Inscriptions, which had previously lost interest, are now seeing renewed and relatively sustained activity among blockchain users. Additionally, there has been a significant increase in monetary transactions on the Bitcoin network. This surge, largely attributed to the price rally, reached the previous all-time high of 409,000 daily transactions recorded in 2017.

(Source)

Inscription transactions, inherently different from standard token transfers on the blockchain, also generate revenue for miners through transfer fees. With limited blockchain capacity, miners prioritize transactions with higher fees. Thus, during periods of high network traffic, those seeking to avoid their transactions stuck in the mempool for a long time have no choice but to pay competitive fees, contributing to an increase in the average fee across the network.

(Source: mempool.space)

So far in the history of Bitcoin, miners have primarily relied on block rewards for revenue, as transaction fees have generally been low. However, with the rise of Inscriptions, fee revenue is finally gaining some balance.

A major concern about Bitcoin's long-term security model, specifically whether transaction fees alone can sufficiently incentivize miners, has been mitigated by recent developments. Lately, transaction fee rewards have surpassed mining subsidies multiple times, and in December, fees were double the block reward. And we’re still in the early stages of Bitcoin's halving schedule.

(Marathon’s press release, deleted since then, though)

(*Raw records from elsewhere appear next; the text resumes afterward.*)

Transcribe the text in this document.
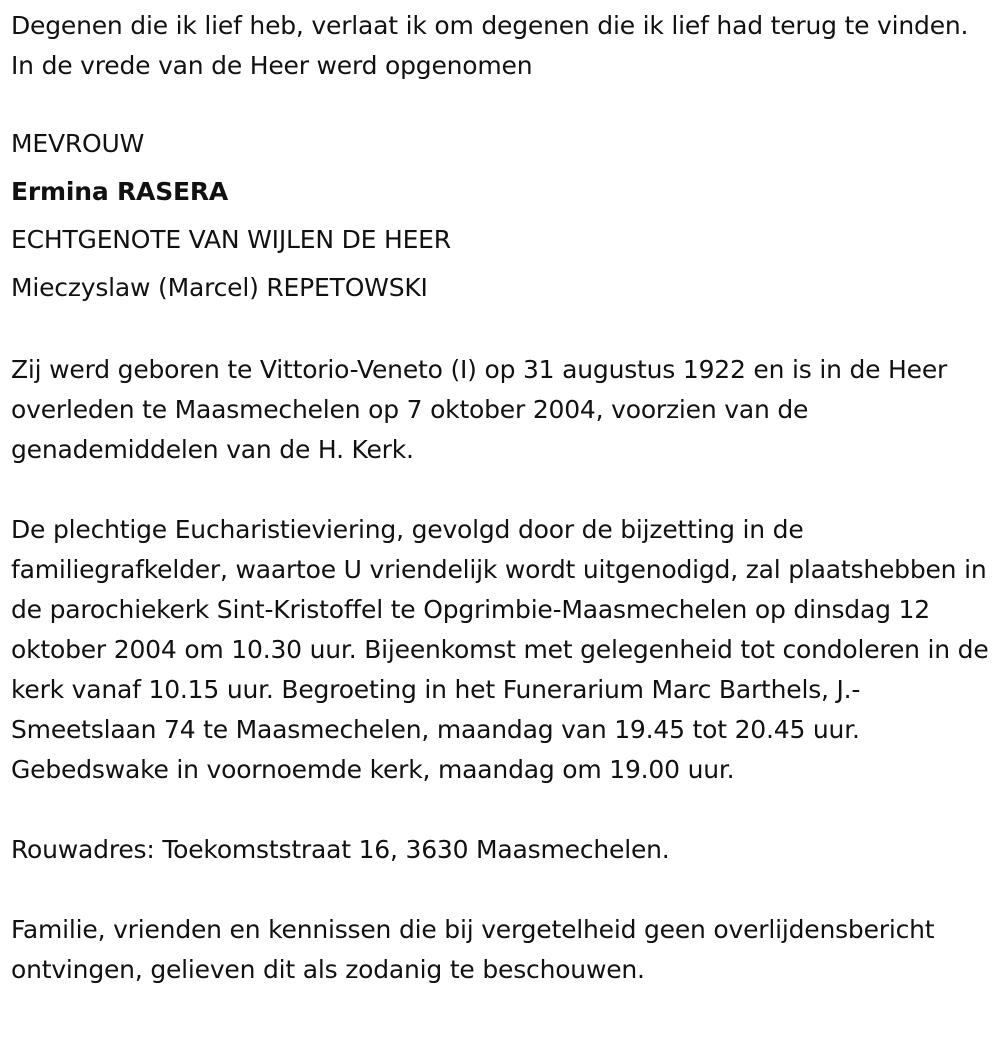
Degenen die ik lief heb, verlaat ik om degenen die ik lief had terug te vinden. In de vrede van de Heer werd opgenomen

MEVROUW

Ermina RASERA

ECHTGENOTE VAN WIJLEN DE HEER

Mieczyslaw (Marcel) REPETOWSKI

Zij werd geboren te Vittorio-Veneto (I) op 31 augustus 1922 en is in de Heer overleden te Maasmechelen op 7 oktober 2004, voorzien van de genademiddelen van de H. Kerk.

De plechtige Eucharistieviering, gevolgd door de bijzetting in de familiegrafkelder, waartoe U vriendelijk wordt uitgenodigd, zal plaatshebben in de parochiekerk Sint-Kristoffel te Opgrimbie-Maasmechelen op dinsdag 12 oktober 2004 om 10.30 uur. Bijeenkomst met gelegenheid tot condoleren in de kerk vanaf 10.15 uur. Begroeting in het Funerarium Marc Barthels, J.-Smeetslaan 74 te Maasmechelen, maandag van 19.45 tot 20.45 uur. Gebedswake in voornoemde kerk, maandag om 19.00 uur.

Rouwadres: Toekomststraat 16, 3630 Maasmechelen.

Familie, vrienden en kennissen die bij vergetelheid geen overlijdensbericht ontvingen, gelieven dit als zodanig te beschouwen.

With the upcoming Bitcoin halving, miners are prepping by investing in more efficient machines, resulting in Bitcoin’s hash rate continuing to make new all-time highs.

(Source: Blockchain.com)

In light of the expected 'fee flippening,' where network commissions per block are projected to surpass the block subsidy in the next halving cycle consistently, mining might seem undervalued. Expectations of Bitcoin's value going ‘to the moon’ exceeding $100k further fuel this perspective, making it look like one should go all in on Bitcoin miners immediately.

However, the cost of transactions in such a scenario will rise above $200, leading to no one will use Bitcoin unless absolutely necessary. Thus, although the trajectory of mining growth appears promising, its development is unlikely to be straightforward and predictable. It's important to avoid overly simplistic narratives; in the end, the market will inevitably resolve these current tensions in one way or another.